News
Demand for Java, .NET grow in Asia
- By ADT Staff
- June 13, 2006
Results from an Evans Data Corp. dev survey released this week revealed that Asian developers are implementing Java EE 5 at a rapid rate. But it isn’t the only code language on the upswing. Results also show the continued strength of .NET apps, sparking a competitive market in the region.
According to Evans’ APAC Development Survey, more than 36 percent of Asian developers are using Java EE 5—a 200 percent increase from just 6 months ago and a pace that doubles Java’s growth rate in North America. And nearly two-thirds of developers in the region are expected to adopt the language next year.
While Java has demonstrated its viability in the Asian market, .NET isn’t going away. The Evans’ survey shows 75 percent of Asian developers continue to use Microsoft .NET apps, of which 13 percent implement it exclusively.
“These results speak to the superior technical strength of both managed code languages,” said John Andrews, president of Evans Data Corp., Santa Cruz, Calif. “It’s a tribute to both communities given that the bar for feature rich and high performance applications continues to rise, and both are meeting the challenge.”

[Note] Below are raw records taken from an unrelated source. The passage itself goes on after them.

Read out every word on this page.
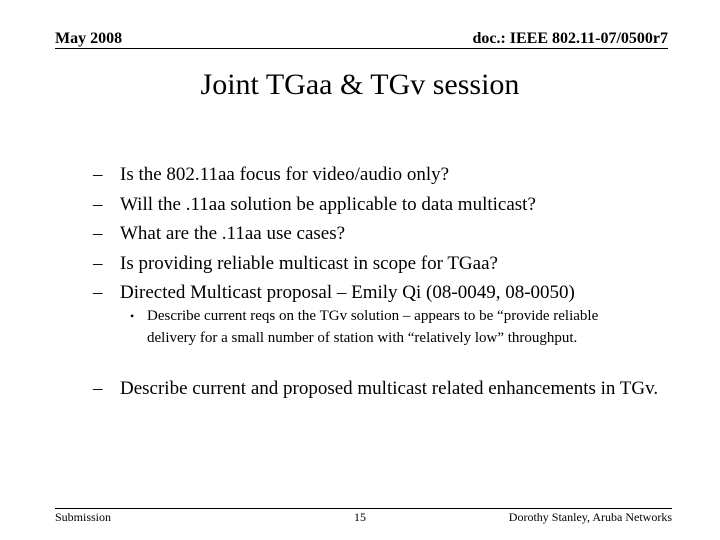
May 2008	doc.: IEEE 802.11-07/0500r7
Joint TGaa & TGv session
– Is the 802.11aa focus for video/audio only?
– Will the .11aa solution be applicable to data multicast?
– What are the .11aa use cases?
– Is providing reliable multicast in scope for TGaa?
– Directed Multicast proposal – Emily Qi (08-0049, 08-0050)
• Describe current reqs on the TGv solution – appears to be “provide reliable delivery for a small number of station with “relatively low” throughput.
– Describe current and proposed multicast related enhancements in TGv.
Submission	15	Dorothy Stanley, Aruba Networks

Evans’ research also indicates that 35 percent of Asian developers using Java technology write Web services for use outside a company firewall. Their survey also shows a quarter of developers in the region have encountered 10 or more security breaches and 26 percent of respondents blame the problem on end-user disobedience.
In the words of one “white hat” security tester: “the easiest way to breach corporate security is to wrestle with a big box at the company entrance; people hold the door open for a stranger, even when every employee is supposed to use an electronic badge for access.”